Pluto TV is part of a subcategory of streaming called Free Ad-Supported Television, or FAST. There’s some on-demand content and features, but FAST services are typically structured like TV channels. So on Pluto TV, there are multiple channels dedicated to Star Trek reruns and one dedicated to I Love Lucy. The British Comedy channel is a mashup of shows like Spy and Taskmaster, and the Cult Films channel has a mix of good films like Tank Girl and bad ones like Troll 2 and Mac and Me. Most services even carry local news, too — all for the price of your periodic attention on ads.

It’s the same bargain as TikTok and YouTube, but what I’ve found really compelling about FAST TV isn’t the affordability or the solid array of content; it’s how liberating it feels to remove some of the choice from the situation. When I’m trying to binge-watch a show, there’s always the sense I need to pay attention; there’s a small level of stress to make sure I don’t miss anything. And it’s not just for new shows. I was rewatching Yellowjackets before the new season, and it felt difficult to split my time between watching the show and doing chores or playing games on my Steam Deck. It felt wrong to purposely choose to rewatch and not actually commit myself. Same with a recent rewatch of the 1993 show Star Trek: Deep Space Nine.

But on Pluto, I watched three totally out of order episodes of Star Trek: Voyager and felt no anxiety. I wasn’t needing to track where I was in a rewatch or make sure I didn’t miss a scene or episode. The stakes were lower, and I was fine leaving it on while I vacuumed up more dog hair than I thought my dog was capable of shedding.

And unlike more social media-driven stuff such as TikTok and YouTube — which also shove free content in your face for the low, low price of your attention on occasional ads — I wasn’t having to babysit Pluto.

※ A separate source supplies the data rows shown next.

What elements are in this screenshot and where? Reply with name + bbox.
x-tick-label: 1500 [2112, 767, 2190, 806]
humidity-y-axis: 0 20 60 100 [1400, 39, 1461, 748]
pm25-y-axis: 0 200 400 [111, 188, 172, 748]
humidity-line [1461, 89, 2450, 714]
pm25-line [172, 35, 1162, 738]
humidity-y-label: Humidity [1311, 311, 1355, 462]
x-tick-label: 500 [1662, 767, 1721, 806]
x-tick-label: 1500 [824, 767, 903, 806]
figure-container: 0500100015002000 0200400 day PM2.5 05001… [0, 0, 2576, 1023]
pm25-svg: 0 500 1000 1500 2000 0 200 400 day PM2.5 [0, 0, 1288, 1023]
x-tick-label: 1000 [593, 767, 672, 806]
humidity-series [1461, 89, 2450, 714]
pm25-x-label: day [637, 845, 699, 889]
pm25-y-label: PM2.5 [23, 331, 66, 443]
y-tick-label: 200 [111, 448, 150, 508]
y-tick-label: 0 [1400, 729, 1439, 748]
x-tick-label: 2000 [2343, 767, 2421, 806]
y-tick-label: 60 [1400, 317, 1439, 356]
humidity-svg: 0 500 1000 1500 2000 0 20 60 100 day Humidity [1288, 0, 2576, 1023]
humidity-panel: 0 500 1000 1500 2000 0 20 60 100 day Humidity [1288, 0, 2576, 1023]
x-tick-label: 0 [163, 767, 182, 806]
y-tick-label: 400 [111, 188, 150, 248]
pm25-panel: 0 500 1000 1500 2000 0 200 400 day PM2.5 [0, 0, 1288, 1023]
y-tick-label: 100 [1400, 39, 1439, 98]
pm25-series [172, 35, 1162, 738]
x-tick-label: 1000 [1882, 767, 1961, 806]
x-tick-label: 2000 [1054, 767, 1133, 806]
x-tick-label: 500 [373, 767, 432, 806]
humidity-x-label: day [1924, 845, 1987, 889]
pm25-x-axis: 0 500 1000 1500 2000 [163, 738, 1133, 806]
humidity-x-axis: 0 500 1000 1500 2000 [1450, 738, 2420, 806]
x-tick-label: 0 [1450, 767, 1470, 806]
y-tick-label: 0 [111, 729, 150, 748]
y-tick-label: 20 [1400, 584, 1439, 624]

I didn’t need to pick the next thing or accidentally futz up an algorithm by letting something autoplay. I didn’t need to flick up on my phone to see the next show. I could just tune in on my TV and continue on with my day.

This behavior isn’t a stranger to everyone — my mom leaves HGTV on in every room of her house. But it’s increasingly alien behavior for a lot of us. If you’re like me, you’ve just gotten used to bingeing or watching Young Sheldon in bite-size clips on TikTok next to cake decorating videos. The primary way to just freely watch stuff and forget it, broadcast TV, is on a decline, and its great hope, ATSC 3.0, isn’t actually offering much hope. Cable is quickly merging with streaming as streaming grows larger every year. Viewing behaviors are shifting as a whole generation grows up watching content on their phone or laptop instead of the television. FAST TV offers all of those people, including myself, a way to get the affordability of broadcast with the breadth of streaming.

But it also gives us something that broadcast TV always did better: a curated, never-ending stream of content. I love all the choice I’m now afforded by the on-demand era, but the option of giving it up occasionally is nice, too. Sometimes you just have to let the person programming the Fighting Flicks channel take the wheel.